Ricavi in calo ma utile e cassa restano solidi
Il Gruppo Gruppo Arvedi chiude l’esercizio 2025 con ricavi consolidati pari a 5,5 miliardi di euro, in lieve calo rispetto ai 5,7 miliardi del 2024, e un risultato netto di 57,8 milioni di euro, contro i 92 milioni dell’anno precedente.
Un andamento che, secondo la società, si inserisce in un contesto internazionale particolarmente complesso, segnato da tensioni geopolitiche, instabilità dei mercati e nuove pressioni sull’equilibrio dell’economia globale. A pesare sul settore siderurgico europeo è soprattutto la forte concorrenza dei prodotti importati dai Paesi asiatici, che ha contribuito a comprimere i margini per gran parte dell’anno.
Nel quadro generale si inseriscono anche le criticità legate all’energia, con l’aumento dei prezzi all’ingrosso e le tensioni sulle forniture globali, accentuate da crisi internazionali e dall’instabilità di alcuni snodi strategici delle rotte commerciali. In Italia, il prezzo medio dell’energia nel 2025 si è attestato a 115,32 €/MWh, in crescita del 6,6% rispetto all’anno precedente.

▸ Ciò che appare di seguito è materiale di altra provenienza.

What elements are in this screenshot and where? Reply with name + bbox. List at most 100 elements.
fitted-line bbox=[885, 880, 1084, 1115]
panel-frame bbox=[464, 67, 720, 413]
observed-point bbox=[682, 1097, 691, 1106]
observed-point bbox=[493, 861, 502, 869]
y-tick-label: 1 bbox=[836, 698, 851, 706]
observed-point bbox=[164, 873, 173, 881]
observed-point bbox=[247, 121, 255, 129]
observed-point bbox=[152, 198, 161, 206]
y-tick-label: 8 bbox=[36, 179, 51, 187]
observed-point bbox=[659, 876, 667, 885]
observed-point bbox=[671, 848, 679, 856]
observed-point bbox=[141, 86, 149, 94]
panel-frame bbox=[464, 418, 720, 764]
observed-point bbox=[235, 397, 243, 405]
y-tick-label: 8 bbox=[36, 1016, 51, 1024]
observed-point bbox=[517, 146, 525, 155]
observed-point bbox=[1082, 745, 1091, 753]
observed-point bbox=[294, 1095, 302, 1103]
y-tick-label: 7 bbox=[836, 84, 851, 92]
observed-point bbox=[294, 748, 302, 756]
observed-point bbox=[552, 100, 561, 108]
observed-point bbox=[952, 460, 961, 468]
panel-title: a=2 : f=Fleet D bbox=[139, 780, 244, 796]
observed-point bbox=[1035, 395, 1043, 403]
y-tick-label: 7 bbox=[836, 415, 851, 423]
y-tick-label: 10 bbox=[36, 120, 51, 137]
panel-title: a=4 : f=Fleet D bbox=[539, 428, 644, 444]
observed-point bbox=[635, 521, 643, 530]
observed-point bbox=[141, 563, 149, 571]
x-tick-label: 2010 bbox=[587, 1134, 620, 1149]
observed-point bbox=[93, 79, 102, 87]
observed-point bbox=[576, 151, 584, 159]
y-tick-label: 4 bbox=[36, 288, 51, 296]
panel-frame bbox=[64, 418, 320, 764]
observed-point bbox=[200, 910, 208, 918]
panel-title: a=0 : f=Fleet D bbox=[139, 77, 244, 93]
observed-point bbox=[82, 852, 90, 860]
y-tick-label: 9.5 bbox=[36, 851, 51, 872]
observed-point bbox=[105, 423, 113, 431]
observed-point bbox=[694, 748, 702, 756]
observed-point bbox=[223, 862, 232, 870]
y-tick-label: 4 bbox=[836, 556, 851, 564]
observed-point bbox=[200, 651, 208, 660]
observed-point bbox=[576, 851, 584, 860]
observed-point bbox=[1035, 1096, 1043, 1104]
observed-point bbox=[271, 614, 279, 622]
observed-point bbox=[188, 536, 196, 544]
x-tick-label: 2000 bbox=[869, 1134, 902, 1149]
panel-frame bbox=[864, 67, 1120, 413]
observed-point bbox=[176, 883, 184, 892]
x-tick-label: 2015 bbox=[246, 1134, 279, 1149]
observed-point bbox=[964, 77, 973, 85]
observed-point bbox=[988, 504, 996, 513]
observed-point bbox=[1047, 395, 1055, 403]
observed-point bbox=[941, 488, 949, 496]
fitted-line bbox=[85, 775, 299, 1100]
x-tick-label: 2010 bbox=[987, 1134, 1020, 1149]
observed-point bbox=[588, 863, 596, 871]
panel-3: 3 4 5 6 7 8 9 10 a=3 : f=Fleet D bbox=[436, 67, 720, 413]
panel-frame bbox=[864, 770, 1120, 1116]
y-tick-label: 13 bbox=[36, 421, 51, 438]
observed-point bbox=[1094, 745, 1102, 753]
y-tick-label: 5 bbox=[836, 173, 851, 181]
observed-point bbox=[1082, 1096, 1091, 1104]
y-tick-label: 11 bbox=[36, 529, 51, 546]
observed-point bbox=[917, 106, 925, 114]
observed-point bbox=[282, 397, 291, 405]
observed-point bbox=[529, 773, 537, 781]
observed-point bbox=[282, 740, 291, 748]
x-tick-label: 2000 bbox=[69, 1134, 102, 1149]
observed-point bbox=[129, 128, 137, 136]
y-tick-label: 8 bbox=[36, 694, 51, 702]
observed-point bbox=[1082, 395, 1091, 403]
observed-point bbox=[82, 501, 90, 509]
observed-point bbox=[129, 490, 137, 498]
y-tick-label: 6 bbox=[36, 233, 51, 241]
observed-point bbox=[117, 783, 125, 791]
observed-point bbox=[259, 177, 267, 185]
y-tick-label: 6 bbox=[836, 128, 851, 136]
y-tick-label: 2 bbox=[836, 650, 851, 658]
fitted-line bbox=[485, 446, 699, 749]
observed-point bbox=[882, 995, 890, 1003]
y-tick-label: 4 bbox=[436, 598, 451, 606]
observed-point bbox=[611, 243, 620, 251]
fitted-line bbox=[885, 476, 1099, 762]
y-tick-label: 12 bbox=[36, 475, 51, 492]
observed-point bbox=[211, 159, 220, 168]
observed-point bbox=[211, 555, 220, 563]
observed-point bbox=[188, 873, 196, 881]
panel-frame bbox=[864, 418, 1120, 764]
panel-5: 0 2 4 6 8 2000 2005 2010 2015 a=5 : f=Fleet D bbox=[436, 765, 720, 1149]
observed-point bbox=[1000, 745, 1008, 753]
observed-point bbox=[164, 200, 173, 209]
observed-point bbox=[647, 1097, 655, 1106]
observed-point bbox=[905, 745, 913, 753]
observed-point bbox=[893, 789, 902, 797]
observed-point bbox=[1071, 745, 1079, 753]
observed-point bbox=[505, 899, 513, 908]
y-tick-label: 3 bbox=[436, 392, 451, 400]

Nonostante il contesto, il Gruppo evidenzia una tenuta della marginalità operativa e una generazione di cassa sufficiente a sostenere gli investimenti in corso, con particolare attenzione ai processi di decarbonizzazione e all’ammodernamento produttivo.
L’indebitamento finanziario netto si riduce inoltre di 84 milioni di euro, passando da 425 a 341 milioni.
Tra le principali controllate, Acciaieria Arvedi registra ricavi per 2,7 miliardi di euro, in linea con il 2024. Il Margine Operativo Lordo si attesta a 188 milioni, in lieve crescita, con un’incidenza sui ricavi pari al 7%, nonostante la riduzione dei prezzi di vendita compensata dall’aumento dei volumi.
Buoni risultati anche per Arvedi Acciai Speciali Terni, che chiude il 2025 con ricavi pari a 2,1 miliardi di euro e un Margine Operativo Lordo di 76 milioni. Migliora anche la posizione finanziaria netta, che scende a 31,7 milioni di euro rispetto ai 47,6 milioni del 2024, grazie ai flussi di cassa generati nell’esercizio.
Il gruppo conferma infine la prosecuzione degli investimenti strategici sul sito di Terni, con l’obiettivo di rafforzare la competitività industriale e orientare la produzione verso prodotti a più alto valore aggiunto.